Não é de hoje que governantes se utilizam de inverdades como estratégia de mobilização política.
O ex-presidente dos EUA George W. Bush, após os atentados de 11 de setembro de 2001, alegou que o Iraque possuía armas de destruição em massa e que o governo de Saddam Hussein abrigava e financiava organizações terroristas. Nenhuma dessas acusações foram comprovadas. Mas foram fundamentais para mobilizar e galvanizar apoio político da população americana e adesão internacional à invasão do Iraque em 2003.

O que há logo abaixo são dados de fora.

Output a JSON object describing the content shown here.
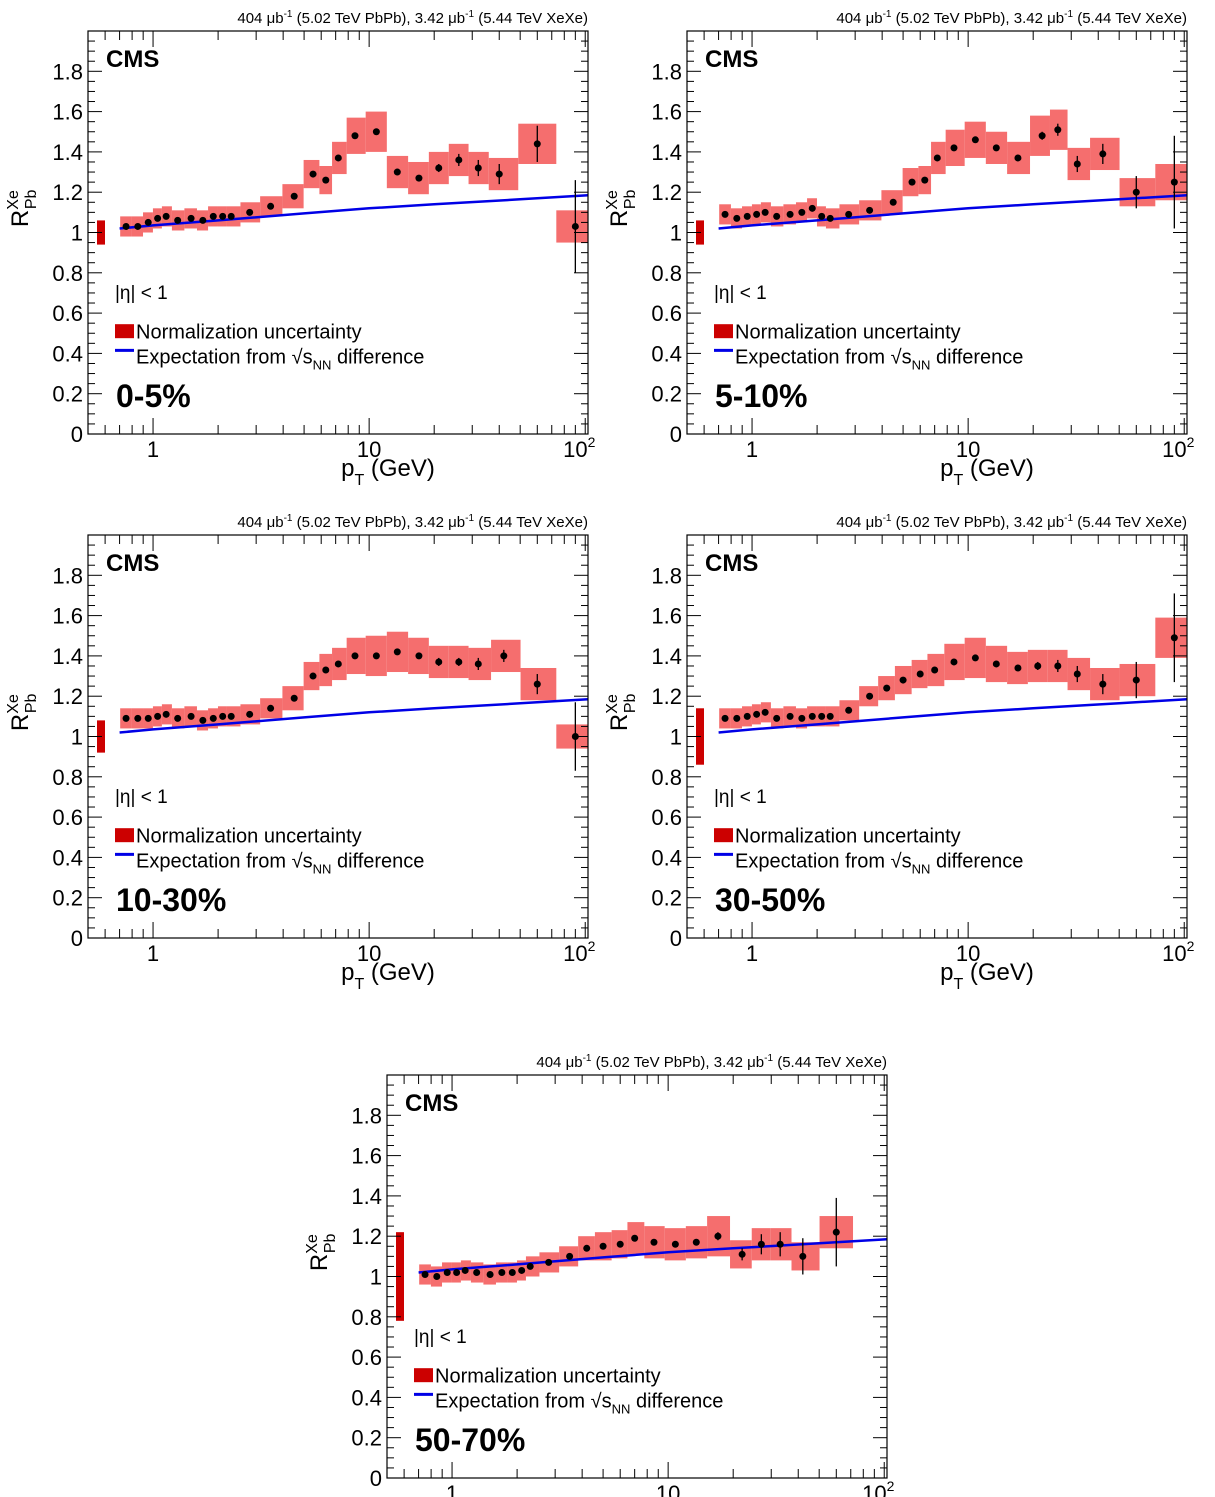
{
  "lumi_label": {
    "pre": "404 ",
    "mu": "μ",
    "b": "b",
    "exp": "-1",
    "mid": " (5.02 TeV PbPb), 3.42 ",
    "post": " (5.44 TeV XeXe)"
  },
  "experiment": "CMS",
  "legend": {
    "eta_cut": "|η| < 1",
    "norm_label": "Normalization uncertainty",
    "line_label_pre": "Expectation from ",
    "sqrt_s": "s",
    "nn_sub": "NN",
    "line_label_post": " difference"
  },
  "axes": {
    "xlabel_main": "p",
    "xlabel_sub": "T",
    "xlabel_unit": " (GeV)",
    "ylabel_main": "R",
    "ylabel_sup": "Xe",
    "ylabel_sub": "Pb",
    "x_ticks": [
      {
        "value": 1,
        "label": "1",
        "exp": ""
      },
      {
        "value": 10,
        "label": "10",
        "exp": ""
      },
      {
        "value": 100,
        "label": "10",
        "exp": "2"
      }
    ],
    "y_ticks": [
      0,
      0.2,
      0.4,
      0.6,
      0.8,
      1,
      1.2,
      1.4,
      1.6,
      1.8
    ]
  },
  "colors": {
    "syst_band": "#f56e6e",
    "norm_box": "#cc0000",
    "expectation_line": "#0000e6",
    "points": "#000000"
  },
  "chart_data": [
    {
      "type": "scatter",
      "centrality": "0-5%",
      "xlim": [
        0.5,
        103
      ],
      "ylim": [
        0,
        2
      ],
      "xscale": "log",
      "norm_unc": 0.06,
      "points": [
        {
          "x": 0.75,
          "y": 1.03,
          "stat": 0.005,
          "syst": 0.05
        },
        {
          "x": 0.85,
          "y": 1.03,
          "stat": 0.005,
          "syst": 0.05
        },
        {
          "x": 0.95,
          "y": 1.05,
          "stat": 0.005,
          "syst": 0.05
        },
        {
          "x": 1.05,
          "y": 1.07,
          "stat": 0.005,
          "syst": 0.05
        },
        {
          "x": 1.15,
          "y": 1.08,
          "stat": 0.005,
          "syst": 0.05
        },
        {
          "x": 1.3,
          "y": 1.06,
          "stat": 0.005,
          "syst": 0.05
        },
        {
          "x": 1.5,
          "y": 1.07,
          "stat": 0.005,
          "syst": 0.05
        },
        {
          "x": 1.7,
          "y": 1.06,
          "stat": 0.005,
          "syst": 0.05
        },
        {
          "x": 1.9,
          "y": 1.08,
          "stat": 0.005,
          "syst": 0.05
        },
        {
          "x": 2.1,
          "y": 1.08,
          "stat": 0.005,
          "syst": 0.05
        },
        {
          "x": 2.3,
          "y": 1.08,
          "stat": 0.005,
          "syst": 0.05
        },
        {
          "x": 2.8,
          "y": 1.1,
          "stat": 0.005,
          "syst": 0.05
        },
        {
          "x": 3.5,
          "y": 1.13,
          "stat": 0.005,
          "syst": 0.05
        },
        {
          "x": 4.5,
          "y": 1.18,
          "stat": 0.006,
          "syst": 0.06
        },
        {
          "x": 5.5,
          "y": 1.29,
          "stat": 0.007,
          "syst": 0.07
        },
        {
          "x": 6.3,
          "y": 1.26,
          "stat": 0.007,
          "syst": 0.07
        },
        {
          "x": 7.2,
          "y": 1.37,
          "stat": 0.008,
          "syst": 0.08
        },
        {
          "x": 8.6,
          "y": 1.48,
          "stat": 0.01,
          "syst": 0.09
        },
        {
          "x": 10.8,
          "y": 1.5,
          "stat": 0.012,
          "syst": 0.1
        },
        {
          "x": 13.5,
          "y": 1.3,
          "stat": 0.015,
          "syst": 0.08
        },
        {
          "x": 17,
          "y": 1.27,
          "stat": 0.015,
          "syst": 0.08
        },
        {
          "x": 21,
          "y": 1.32,
          "stat": 0.02,
          "syst": 0.08
        },
        {
          "x": 26,
          "y": 1.36,
          "stat": 0.03,
          "syst": 0.08
        },
        {
          "x": 32,
          "y": 1.32,
          "stat": 0.04,
          "syst": 0.08
        },
        {
          "x": 40,
          "y": 1.29,
          "stat": 0.05,
          "syst": 0.08
        },
        {
          "x": 60,
          "y": 1.44,
          "stat": 0.09,
          "syst": 0.1
        },
        {
          "x": 90,
          "y": 1.03,
          "stat": 0.23,
          "syst": 0.08
        }
      ]
    },
    {
      "type": "scatter",
      "centrality": "5-10%",
      "xlim": [
        0.5,
        103
      ],
      "ylim": [
        0,
        2
      ],
      "xscale": "log",
      "norm_unc": 0.06,
      "points": [
        {
          "x": 0.75,
          "y": 1.09,
          "stat": 0.005,
          "syst": 0.05
        },
        {
          "x": 0.85,
          "y": 1.07,
          "stat": 0.005,
          "syst": 0.05
        },
        {
          "x": 0.95,
          "y": 1.08,
          "stat": 0.005,
          "syst": 0.05
        },
        {
          "x": 1.05,
          "y": 1.09,
          "stat": 0.005,
          "syst": 0.05
        },
        {
          "x": 1.15,
          "y": 1.1,
          "stat": 0.005,
          "syst": 0.05
        },
        {
          "x": 1.3,
          "y": 1.08,
          "stat": 0.005,
          "syst": 0.05
        },
        {
          "x": 1.5,
          "y": 1.09,
          "stat": 0.005,
          "syst": 0.05
        },
        {
          "x": 1.7,
          "y": 1.1,
          "stat": 0.005,
          "syst": 0.05
        },
        {
          "x": 1.9,
          "y": 1.12,
          "stat": 0.005,
          "syst": 0.05
        },
        {
          "x": 2.1,
          "y": 1.08,
          "stat": 0.005,
          "syst": 0.05
        },
        {
          "x": 2.3,
          "y": 1.07,
          "stat": 0.005,
          "syst": 0.05
        },
        {
          "x": 2.8,
          "y": 1.09,
          "stat": 0.005,
          "syst": 0.05
        },
        {
          "x": 3.5,
          "y": 1.11,
          "stat": 0.005,
          "syst": 0.05
        },
        {
          "x": 4.5,
          "y": 1.15,
          "stat": 0.006,
          "syst": 0.06
        },
        {
          "x": 5.5,
          "y": 1.25,
          "stat": 0.007,
          "syst": 0.07
        },
        {
          "x": 6.3,
          "y": 1.26,
          "stat": 0.007,
          "syst": 0.07
        },
        {
          "x": 7.2,
          "y": 1.37,
          "stat": 0.008,
          "syst": 0.08
        },
        {
          "x": 8.6,
          "y": 1.42,
          "stat": 0.01,
          "syst": 0.09
        },
        {
          "x": 10.8,
          "y": 1.46,
          "stat": 0.012,
          "syst": 0.09
        },
        {
          "x": 13.5,
          "y": 1.42,
          "stat": 0.015,
          "syst": 0.08
        },
        {
          "x": 17,
          "y": 1.37,
          "stat": 0.015,
          "syst": 0.08
        },
        {
          "x": 22,
          "y": 1.48,
          "stat": 0.02,
          "syst": 0.1
        },
        {
          "x": 26,
          "y": 1.51,
          "stat": 0.03,
          "syst": 0.1
        },
        {
          "x": 32,
          "y": 1.34,
          "stat": 0.04,
          "syst": 0.08
        },
        {
          "x": 42,
          "y": 1.39,
          "stat": 0.05,
          "syst": 0.08
        },
        {
          "x": 60,
          "y": 1.2,
          "stat": 0.08,
          "syst": 0.07
        },
        {
          "x": 90,
          "y": 1.25,
          "stat": 0.23,
          "syst": 0.09
        }
      ]
    },
    {
      "type": "scatter",
      "centrality": "10-30%",
      "xlim": [
        0.5,
        103
      ],
      "ylim": [
        0,
        2
      ],
      "xscale": "log",
      "norm_unc": 0.08,
      "points": [
        {
          "x": 0.75,
          "y": 1.09,
          "stat": 0.005,
          "syst": 0.05
        },
        {
          "x": 0.85,
          "y": 1.09,
          "stat": 0.005,
          "syst": 0.05
        },
        {
          "x": 0.95,
          "y": 1.09,
          "stat": 0.005,
          "syst": 0.05
        },
        {
          "x": 1.05,
          "y": 1.1,
          "stat": 0.005,
          "syst": 0.05
        },
        {
          "x": 1.15,
          "y": 1.11,
          "stat": 0.005,
          "syst": 0.05
        },
        {
          "x": 1.3,
          "y": 1.09,
          "stat": 0.005,
          "syst": 0.05
        },
        {
          "x": 1.5,
          "y": 1.1,
          "stat": 0.005,
          "syst": 0.05
        },
        {
          "x": 1.7,
          "y": 1.08,
          "stat": 0.005,
          "syst": 0.05
        },
        {
          "x": 1.9,
          "y": 1.09,
          "stat": 0.005,
          "syst": 0.05
        },
        {
          "x": 2.1,
          "y": 1.1,
          "stat": 0.005,
          "syst": 0.05
        },
        {
          "x": 2.3,
          "y": 1.1,
          "stat": 0.005,
          "syst": 0.05
        },
        {
          "x": 2.8,
          "y": 1.11,
          "stat": 0.005,
          "syst": 0.05
        },
        {
          "x": 3.5,
          "y": 1.14,
          "stat": 0.005,
          "syst": 0.05
        },
        {
          "x": 4.5,
          "y": 1.19,
          "stat": 0.006,
          "syst": 0.06
        },
        {
          "x": 5.5,
          "y": 1.3,
          "stat": 0.007,
          "syst": 0.07
        },
        {
          "x": 6.3,
          "y": 1.33,
          "stat": 0.007,
          "syst": 0.08
        },
        {
          "x": 7.2,
          "y": 1.36,
          "stat": 0.008,
          "syst": 0.08
        },
        {
          "x": 8.6,
          "y": 1.4,
          "stat": 0.01,
          "syst": 0.09
        },
        {
          "x": 10.8,
          "y": 1.4,
          "stat": 0.012,
          "syst": 0.1
        },
        {
          "x": 13.5,
          "y": 1.42,
          "stat": 0.015,
          "syst": 0.1
        },
        {
          "x": 17,
          "y": 1.4,
          "stat": 0.015,
          "syst": 0.09
        },
        {
          "x": 21,
          "y": 1.37,
          "stat": 0.02,
          "syst": 0.08
        },
        {
          "x": 26,
          "y": 1.37,
          "stat": 0.02,
          "syst": 0.08
        },
        {
          "x": 32,
          "y": 1.36,
          "stat": 0.03,
          "syst": 0.08
        },
        {
          "x": 42,
          "y": 1.4,
          "stat": 0.03,
          "syst": 0.08
        },
        {
          "x": 60,
          "y": 1.26,
          "stat": 0.05,
          "syst": 0.08
        },
        {
          "x": 90,
          "y": 1.0,
          "stat": 0.17,
          "syst": 0.06
        }
      ]
    },
    {
      "type": "scatter",
      "centrality": "30-50%",
      "xlim": [
        0.5,
        103
      ],
      "ylim": [
        0,
        2
      ],
      "xscale": "log",
      "norm_unc": 0.14,
      "points": [
        {
          "x": 0.75,
          "y": 1.09,
          "stat": 0.005,
          "syst": 0.05
        },
        {
          "x": 0.85,
          "y": 1.09,
          "stat": 0.005,
          "syst": 0.05
        },
        {
          "x": 0.95,
          "y": 1.1,
          "stat": 0.005,
          "syst": 0.05
        },
        {
          "x": 1.05,
          "y": 1.11,
          "stat": 0.005,
          "syst": 0.05
        },
        {
          "x": 1.15,
          "y": 1.12,
          "stat": 0.005,
          "syst": 0.05
        },
        {
          "x": 1.3,
          "y": 1.09,
          "stat": 0.005,
          "syst": 0.05
        },
        {
          "x": 1.5,
          "y": 1.1,
          "stat": 0.005,
          "syst": 0.05
        },
        {
          "x": 1.7,
          "y": 1.09,
          "stat": 0.005,
          "syst": 0.05
        },
        {
          "x": 1.9,
          "y": 1.1,
          "stat": 0.005,
          "syst": 0.05
        },
        {
          "x": 2.1,
          "y": 1.1,
          "stat": 0.005,
          "syst": 0.05
        },
        {
          "x": 2.3,
          "y": 1.1,
          "stat": 0.005,
          "syst": 0.05
        },
        {
          "x": 2.8,
          "y": 1.13,
          "stat": 0.005,
          "syst": 0.05
        },
        {
          "x": 3.5,
          "y": 1.2,
          "stat": 0.005,
          "syst": 0.05
        },
        {
          "x": 4.2,
          "y": 1.24,
          "stat": 0.006,
          "syst": 0.06
        },
        {
          "x": 5.0,
          "y": 1.28,
          "stat": 0.007,
          "syst": 0.07
        },
        {
          "x": 6.0,
          "y": 1.31,
          "stat": 0.007,
          "syst": 0.07
        },
        {
          "x": 7.0,
          "y": 1.33,
          "stat": 0.008,
          "syst": 0.08
        },
        {
          "x": 8.6,
          "y": 1.37,
          "stat": 0.01,
          "syst": 0.09
        },
        {
          "x": 10.8,
          "y": 1.39,
          "stat": 0.012,
          "syst": 0.1
        },
        {
          "x": 13.5,
          "y": 1.36,
          "stat": 0.015,
          "syst": 0.09
        },
        {
          "x": 17,
          "y": 1.34,
          "stat": 0.015,
          "syst": 0.08
        },
        {
          "x": 21,
          "y": 1.35,
          "stat": 0.02,
          "syst": 0.08
        },
        {
          "x": 26,
          "y": 1.35,
          "stat": 0.03,
          "syst": 0.08
        },
        {
          "x": 32,
          "y": 1.31,
          "stat": 0.04,
          "syst": 0.08
        },
        {
          "x": 42,
          "y": 1.26,
          "stat": 0.05,
          "syst": 0.08
        },
        {
          "x": 60,
          "y": 1.28,
          "stat": 0.09,
          "syst": 0.08
        },
        {
          "x": 90,
          "y": 1.49,
          "stat": 0.22,
          "syst": 0.1
        }
      ]
    },
    {
      "type": "scatter",
      "centrality": "50-70%",
      "xlim": [
        0.5,
        103
      ],
      "ylim": [
        0,
        2
      ],
      "xscale": "log",
      "norm_unc": 0.22,
      "points": [
        {
          "x": 0.75,
          "y": 1.01,
          "stat": 0.005,
          "syst": 0.05
        },
        {
          "x": 0.85,
          "y": 1.0,
          "stat": 0.005,
          "syst": 0.05
        },
        {
          "x": 0.95,
          "y": 1.02,
          "stat": 0.005,
          "syst": 0.05
        },
        {
          "x": 1.05,
          "y": 1.02,
          "stat": 0.005,
          "syst": 0.05
        },
        {
          "x": 1.15,
          "y": 1.03,
          "stat": 0.005,
          "syst": 0.05
        },
        {
          "x": 1.3,
          "y": 1.02,
          "stat": 0.005,
          "syst": 0.05
        },
        {
          "x": 1.5,
          "y": 1.01,
          "stat": 0.005,
          "syst": 0.05
        },
        {
          "x": 1.7,
          "y": 1.02,
          "stat": 0.005,
          "syst": 0.05
        },
        {
          "x": 1.9,
          "y": 1.02,
          "stat": 0.005,
          "syst": 0.05
        },
        {
          "x": 2.1,
          "y": 1.03,
          "stat": 0.005,
          "syst": 0.05
        },
        {
          "x": 2.3,
          "y": 1.05,
          "stat": 0.005,
          "syst": 0.05
        },
        {
          "x": 2.8,
          "y": 1.07,
          "stat": 0.005,
          "syst": 0.05
        },
        {
          "x": 3.5,
          "y": 1.1,
          "stat": 0.005,
          "syst": 0.05
        },
        {
          "x": 4.2,
          "y": 1.14,
          "stat": 0.006,
          "syst": 0.06
        },
        {
          "x": 5.0,
          "y": 1.15,
          "stat": 0.007,
          "syst": 0.07
        },
        {
          "x": 6.0,
          "y": 1.16,
          "stat": 0.007,
          "syst": 0.07
        },
        {
          "x": 7.0,
          "y": 1.19,
          "stat": 0.008,
          "syst": 0.08
        },
        {
          "x": 8.6,
          "y": 1.17,
          "stat": 0.01,
          "syst": 0.08
        },
        {
          "x": 10.8,
          "y": 1.16,
          "stat": 0.012,
          "syst": 0.08
        },
        {
          "x": 13.5,
          "y": 1.17,
          "stat": 0.015,
          "syst": 0.08
        },
        {
          "x": 17,
          "y": 1.2,
          "stat": 0.02,
          "syst": 0.1
        },
        {
          "x": 22,
          "y": 1.11,
          "stat": 0.03,
          "syst": 0.07
        },
        {
          "x": 27,
          "y": 1.16,
          "stat": 0.05,
          "syst": 0.08
        },
        {
          "x": 33,
          "y": 1.16,
          "stat": 0.06,
          "syst": 0.08
        },
        {
          "x": 42,
          "y": 1.1,
          "stat": 0.09,
          "syst": 0.07
        },
        {
          "x": 60,
          "y": 1.22,
          "stat": 0.17,
          "syst": 0.08
        }
      ]
    }
  ],
  "expectation_curve": {
    "x": [
      0.7,
      1,
      2,
      5,
      10,
      20,
      50,
      103
    ],
    "y": [
      1.02,
      1.035,
      1.06,
      1.095,
      1.12,
      1.14,
      1.165,
      1.185
    ]
  }
}
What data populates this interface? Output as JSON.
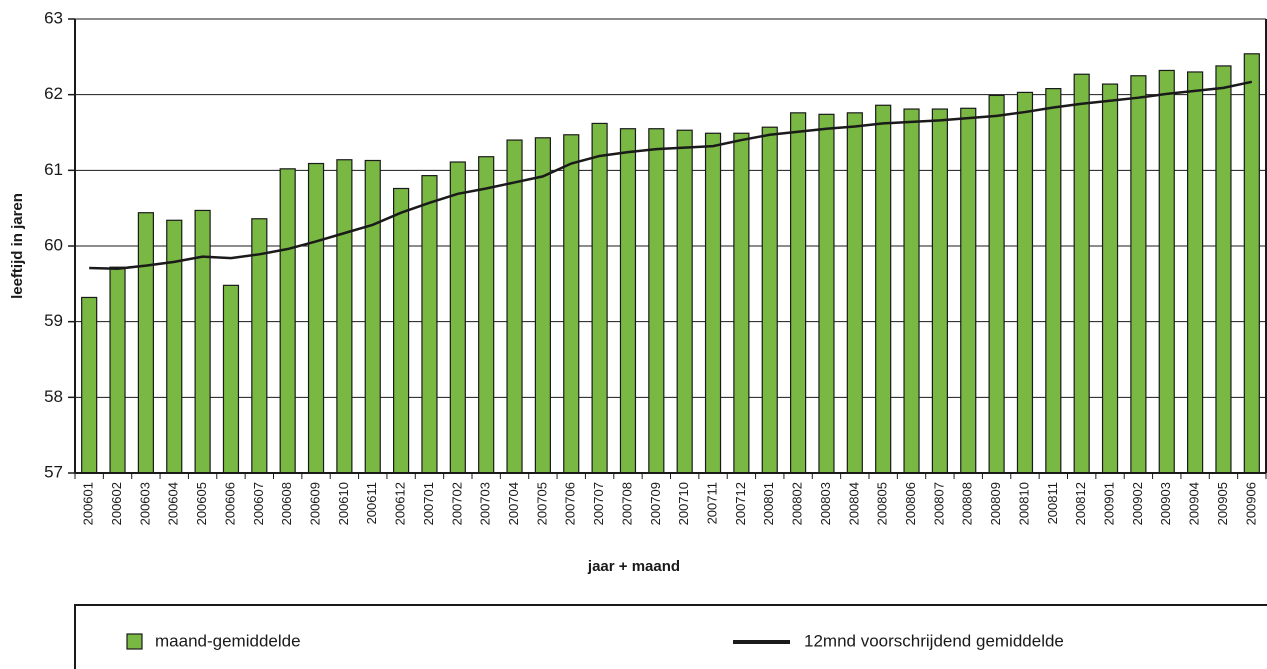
{
  "chart_data": {
    "type": "bar",
    "xlabel": "jaar + maand",
    "ylabel": "leeftijd in jaren",
    "categories": [
      "200601",
      "200602",
      "200603",
      "200604",
      "200605",
      "200606",
      "200607",
      "200608",
      "200609",
      "200610",
      "200611",
      "200612",
      "200701",
      "200702",
      "200703",
      "200704",
      "200705",
      "200706",
      "200707",
      "200708",
      "200709",
      "200710",
      "200711",
      "200712",
      "200801",
      "200802",
      "200803",
      "200804",
      "200805",
      "200806",
      "200807",
      "200808",
      "200809",
      "200810",
      "200811",
      "200812",
      "200901",
      "200902",
      "200903",
      "200904",
      "200905",
      "200906"
    ],
    "series": [
      {
        "name": "maand-gemiddelde",
        "type": "bar",
        "color": "#79b843",
        "values": [
          59.32,
          59.72,
          60.44,
          60.34,
          60.47,
          59.48,
          60.36,
          61.02,
          61.09,
          61.14,
          61.13,
          60.76,
          60.93,
          61.11,
          61.18,
          61.4,
          61.43,
          61.47,
          61.62,
          61.55,
          61.55,
          61.53,
          61.49,
          61.49,
          61.57,
          61.76,
          61.74,
          61.76,
          61.86,
          61.81,
          61.81,
          61.82,
          61.99,
          62.03,
          62.08,
          62.27,
          62.14,
          62.25,
          62.32,
          62.3,
          62.38,
          62.54
        ]
      },
      {
        "name": "12mnd voorschrijdend gemiddelde",
        "type": "line",
        "color": "#1a1a1a",
        "values": [
          59.71,
          59.7,
          59.74,
          59.79,
          59.86,
          59.84,
          59.89,
          59.96,
          60.06,
          60.17,
          60.28,
          60.44,
          60.57,
          60.69,
          60.76,
          60.84,
          60.92,
          61.09,
          61.19,
          61.24,
          61.28,
          61.3,
          61.32,
          61.4,
          61.47,
          61.51,
          61.55,
          61.58,
          61.62,
          61.64,
          61.66,
          61.69,
          61.72,
          61.77,
          61.83,
          61.88,
          61.92,
          61.96,
          62.01,
          62.05,
          62.09,
          62.17
        ]
      }
    ],
    "ylim": [
      57,
      63
    ],
    "yticks": [
      57,
      58,
      59,
      60,
      61,
      62,
      63
    ],
    "grid": true
  }
}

Em junho de 1940, logo após a rendição da França, o Reino Unido decidiu continuar a luta contra Hitler, apostando na futura entrada da URSS e dos EUA na guerra. Winston Churchill, primeiro-ministro do Reino Unido, imediatamente mobilizou a população britânica para se preparar para resistir à invasão alemã por mar.
Acontece que uma invasão dos alemães cruzando o canal da Mancha era extremamente improvável. A esquadra britânica, que era muito maior do que a alemã, estava intacta e pronta para atacar as balsas que carregariam soldados invasores.
A decisão de invadir, portanto, era arriscadíssima. Tinha tudo para ser um fiasco. Era muito improvável que Hitler desse um passo tão incerto, o que tornava a sua ameaça de invasão não crível.
Mas a mobilização da população contra a improvável invasão foi fundamental para manter o moral dos ingleses em alta. Contribuiu para calar vozes internas dissonantes. Além do mais, ajudou a convencer os EUA a fazer o Land Lease, programa através do qual os americanos forneceram ao Reino Unido e aliados europeus recursos, armas e suprimentos.
Churchill fez uma grande jogada de marketing, coisa de um mestre da política.
A ameaça de golpe de Bolsonaro tem se traduzido na maior de todas as muitas fake news que o bolsonarismo jogou no ar e que tem sido reverberada pelo lulismo. Nenhuma outra fake news convenceu tanta gente. Bolsonaro diz que pode haver um golpe na “salinha escura”. Já a oposição diz que pode haver golpe não se sabe lá como... Ambas são fake news. Mas se observarmos de forma desapaixonada, Bolsonaro não tem as mínimas condições políticas nem institucionais para gerar qualquer retrocesso à democracia brasileira.
Mas essa falsa ameaça de golpe, embora não crível, tem servido aos propósitos de perpetuar a polarização política. Bolsonaro usa a retórica da fragilidade das urnas eletrônicas para mobilizar sua base. Já a oposição usa a retórica do golpe para agregar eleitores receosos de quebras institucionais em torno da insossa e envelhecida candidatura de Lula. Quem perde é o país que não considera alternativas à polarização e não discute temas mais relevantes na campanha eleitoral.